Dans la première partie de l’exposition, intitulée « Silhouettes et volumes », on apprend que Balenciaga a créé des silhouettes qui seront par la suite adoptées par le monde de la haute couture : les lignes tonneau ou ballon, la tunique, la robe-sac… Dans la deuxième partie, « Noirs & Lumières », le noir prend toutes les teintes possibles, sublimé par la lumière : il est tour à tour mat ou brillant, opaque ou transparent. Enfin, dans la troisième partie de l’exposition, « Noirs & Couleurs », les vêtements s’enhardissent d’une touche de couleur, souvent rose (comme les rayures d’un manteau ou le nœud d’une robe). L’univers de Balenciaga repose sur des silhouettes sans cesse réinventées, des jeux de lumière, de couleurs, de matières (soie, taffetas, satin, dentelle). Des robes du jour aux robes du soir, des accessoires aux boléros, manteaux et capes, chaque pièce est unique : Balenciaga réussit le pari de créer autant de silhouettes que de pièces à partir d’une seule couleur : le noir.

Le + : Le Musée Bourdelle, charmant petit musée du 15ème arrondissement, met en scène les pièces de Balenciaga en les faisant dialoguer avec les sculptures. Nous avons été impressionnées par l’immensité des sculptures du grand hall des plâtres, qui donne une impression quasi-mystique aux vêtements exposés ici et là.

Pour prolonger l’expérience : N’hésitez pas à faire un tour dans les ateliers de Bourdelle et dans la petite cour extérieure !

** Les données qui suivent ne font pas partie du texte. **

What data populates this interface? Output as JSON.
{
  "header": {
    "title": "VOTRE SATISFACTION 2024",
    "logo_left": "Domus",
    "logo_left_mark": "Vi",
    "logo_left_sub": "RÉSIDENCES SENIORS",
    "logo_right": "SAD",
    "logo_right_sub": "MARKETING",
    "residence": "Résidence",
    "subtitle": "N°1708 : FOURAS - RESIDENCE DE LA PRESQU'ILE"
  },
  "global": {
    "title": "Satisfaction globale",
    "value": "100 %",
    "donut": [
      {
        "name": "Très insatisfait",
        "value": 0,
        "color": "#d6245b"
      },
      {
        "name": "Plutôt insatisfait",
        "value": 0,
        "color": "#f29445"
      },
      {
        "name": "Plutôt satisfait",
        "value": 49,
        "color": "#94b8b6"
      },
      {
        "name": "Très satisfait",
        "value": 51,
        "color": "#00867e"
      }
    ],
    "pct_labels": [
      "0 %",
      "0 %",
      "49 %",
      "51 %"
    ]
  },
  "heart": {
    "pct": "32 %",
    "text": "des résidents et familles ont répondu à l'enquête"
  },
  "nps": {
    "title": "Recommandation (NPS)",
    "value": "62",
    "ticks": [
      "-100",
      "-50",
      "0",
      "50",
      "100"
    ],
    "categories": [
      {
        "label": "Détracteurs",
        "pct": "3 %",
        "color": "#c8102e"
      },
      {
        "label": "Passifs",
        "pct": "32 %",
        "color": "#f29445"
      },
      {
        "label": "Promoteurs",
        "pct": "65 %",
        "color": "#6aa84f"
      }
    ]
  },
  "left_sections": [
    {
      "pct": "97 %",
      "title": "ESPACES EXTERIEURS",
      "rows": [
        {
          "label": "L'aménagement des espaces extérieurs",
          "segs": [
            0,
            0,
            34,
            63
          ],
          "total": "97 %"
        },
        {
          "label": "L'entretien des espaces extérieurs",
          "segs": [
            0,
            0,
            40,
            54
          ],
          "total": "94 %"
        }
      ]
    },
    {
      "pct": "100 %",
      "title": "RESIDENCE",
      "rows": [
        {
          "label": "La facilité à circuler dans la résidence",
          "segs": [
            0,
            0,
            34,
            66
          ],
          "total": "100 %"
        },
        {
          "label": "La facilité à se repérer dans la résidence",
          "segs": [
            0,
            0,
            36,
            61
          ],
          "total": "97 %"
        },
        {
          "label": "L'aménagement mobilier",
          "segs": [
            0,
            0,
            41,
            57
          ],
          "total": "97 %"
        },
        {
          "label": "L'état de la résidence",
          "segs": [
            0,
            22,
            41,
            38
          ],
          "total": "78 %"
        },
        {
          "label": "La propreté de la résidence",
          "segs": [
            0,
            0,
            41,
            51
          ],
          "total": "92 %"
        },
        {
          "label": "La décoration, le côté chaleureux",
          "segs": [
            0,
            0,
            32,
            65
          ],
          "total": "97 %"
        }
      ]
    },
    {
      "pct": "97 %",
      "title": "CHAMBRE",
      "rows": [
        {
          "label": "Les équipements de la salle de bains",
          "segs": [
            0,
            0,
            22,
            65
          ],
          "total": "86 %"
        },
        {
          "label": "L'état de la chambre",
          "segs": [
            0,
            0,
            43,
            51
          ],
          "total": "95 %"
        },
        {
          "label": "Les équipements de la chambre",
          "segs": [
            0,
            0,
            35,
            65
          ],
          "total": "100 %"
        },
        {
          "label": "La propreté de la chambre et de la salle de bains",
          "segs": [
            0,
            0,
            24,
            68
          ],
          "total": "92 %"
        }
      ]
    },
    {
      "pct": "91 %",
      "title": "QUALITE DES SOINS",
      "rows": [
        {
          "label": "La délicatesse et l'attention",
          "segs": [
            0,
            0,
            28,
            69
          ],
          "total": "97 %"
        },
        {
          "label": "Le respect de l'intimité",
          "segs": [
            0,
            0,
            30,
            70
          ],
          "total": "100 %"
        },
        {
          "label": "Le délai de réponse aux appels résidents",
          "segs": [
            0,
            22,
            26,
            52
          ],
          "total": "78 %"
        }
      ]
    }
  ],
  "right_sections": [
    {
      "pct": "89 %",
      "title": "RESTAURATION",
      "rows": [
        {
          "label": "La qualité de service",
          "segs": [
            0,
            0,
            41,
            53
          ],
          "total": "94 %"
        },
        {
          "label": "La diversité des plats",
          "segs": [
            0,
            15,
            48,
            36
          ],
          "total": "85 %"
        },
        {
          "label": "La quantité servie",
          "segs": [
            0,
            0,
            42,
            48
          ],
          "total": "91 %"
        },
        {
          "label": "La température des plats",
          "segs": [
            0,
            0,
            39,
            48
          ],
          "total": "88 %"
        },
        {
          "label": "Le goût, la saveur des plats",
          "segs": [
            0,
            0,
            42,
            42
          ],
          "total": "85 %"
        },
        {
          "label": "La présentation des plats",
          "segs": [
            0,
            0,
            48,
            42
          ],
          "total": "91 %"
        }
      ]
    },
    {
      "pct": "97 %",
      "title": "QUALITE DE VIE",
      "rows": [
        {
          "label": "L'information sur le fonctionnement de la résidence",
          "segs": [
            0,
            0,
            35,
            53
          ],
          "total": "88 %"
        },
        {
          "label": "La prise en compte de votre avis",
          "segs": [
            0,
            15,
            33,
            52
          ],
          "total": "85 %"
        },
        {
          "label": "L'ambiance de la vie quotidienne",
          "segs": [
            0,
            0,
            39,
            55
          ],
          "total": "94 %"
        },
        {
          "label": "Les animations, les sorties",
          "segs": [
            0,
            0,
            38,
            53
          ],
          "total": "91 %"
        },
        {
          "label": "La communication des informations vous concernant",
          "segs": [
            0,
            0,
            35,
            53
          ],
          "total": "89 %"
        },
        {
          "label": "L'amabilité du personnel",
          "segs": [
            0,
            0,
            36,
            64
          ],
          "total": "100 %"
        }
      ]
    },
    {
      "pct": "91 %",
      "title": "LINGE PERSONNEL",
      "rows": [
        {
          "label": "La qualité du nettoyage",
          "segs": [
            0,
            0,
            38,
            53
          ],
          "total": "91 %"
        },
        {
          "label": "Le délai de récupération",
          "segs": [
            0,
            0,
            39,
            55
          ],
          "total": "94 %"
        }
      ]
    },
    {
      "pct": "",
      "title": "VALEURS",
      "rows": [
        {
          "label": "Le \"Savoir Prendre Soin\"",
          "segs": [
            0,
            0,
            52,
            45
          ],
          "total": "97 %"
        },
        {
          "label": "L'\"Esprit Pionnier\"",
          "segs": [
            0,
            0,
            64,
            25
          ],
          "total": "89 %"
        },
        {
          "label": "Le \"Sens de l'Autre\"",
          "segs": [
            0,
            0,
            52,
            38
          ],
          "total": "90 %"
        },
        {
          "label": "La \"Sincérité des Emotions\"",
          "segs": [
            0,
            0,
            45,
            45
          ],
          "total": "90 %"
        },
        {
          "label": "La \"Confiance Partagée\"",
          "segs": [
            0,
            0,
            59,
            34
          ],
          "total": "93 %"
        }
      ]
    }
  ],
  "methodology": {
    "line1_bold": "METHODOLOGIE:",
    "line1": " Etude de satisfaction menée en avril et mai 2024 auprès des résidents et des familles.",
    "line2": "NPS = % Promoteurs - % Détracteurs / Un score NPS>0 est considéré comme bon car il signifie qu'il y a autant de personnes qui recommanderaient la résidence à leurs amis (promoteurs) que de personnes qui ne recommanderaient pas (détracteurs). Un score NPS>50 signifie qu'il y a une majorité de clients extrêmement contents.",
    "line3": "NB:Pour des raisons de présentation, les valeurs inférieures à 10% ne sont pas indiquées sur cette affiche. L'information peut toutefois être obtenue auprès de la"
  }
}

Balenciaga, L’œuvre au noir, au Musée Bourdelle. Jusqu’au 16 juillet.
Tarif : 11 € tarif plein ; 8€ tarif réduit.
Horaires : Du mardi au dimanche de 10h à 18h.

Pour les photographes : Don Mc Cullin, Looking East

Tout amateur de photos se doit de connaître Don McCullin. Après une enfance passée dans un quartier pauvre de Londres, ce passionné de photo s’est d’abord démarqué pour ses reportages poignants dépeignant la misère des banlieues de la ville, avant de se lancer dans le reportage de guerre. En 1964, son reportage sur la guerre civile à Chypre est récompensé du grand prix World Press Photo. Ses photos des conflits au Vietnam, au Liban ou au Biafra resteront emblématiques de la violence des guerres du 20ème siècle. Parmi ses multiples talents (il développe lui-même toutes ses photos), Don McCullin a un don indéniable pour capter l’instant présent. Il se met à la hauteur de son sujet avec la position humble du photographe caméléon, obtient son accord tacite avant d’appuyer sur le déclencheur.  

Don McCullin
Ghaziveram, Chypre. Femme turque en deuil après que son mari ait été tué durant la Guerre civile de Chypre entre les chypriotes grecs et les chypriotes turcs (20/03/1964, World Press Photo of the Year)

Avec son exposition Looking East, La Galerie Folia présente des images méconnues de Don McCullin, captées au cours de ses pérégrinations au cœur des civilisations de l’est. Certaines photos sont paisibles (comme celle des indiens photographiés durant la Kumbh Mela, pèlerinage hindou), d’autres plus tragiques (comme celle d’une famille libanaise dans un cimetière), mais toutes ont en commun leur intensité dramatique. 

Le + : A voir sans modération, l’entrée est gratuite ! 

Don McCullin, Looking East, à la Galerie Folia. Jusqu’au 27 mai 2017.
Horaires : Du mardi au vendredi de 13h à 19h, et le samedi de 11h à 19h.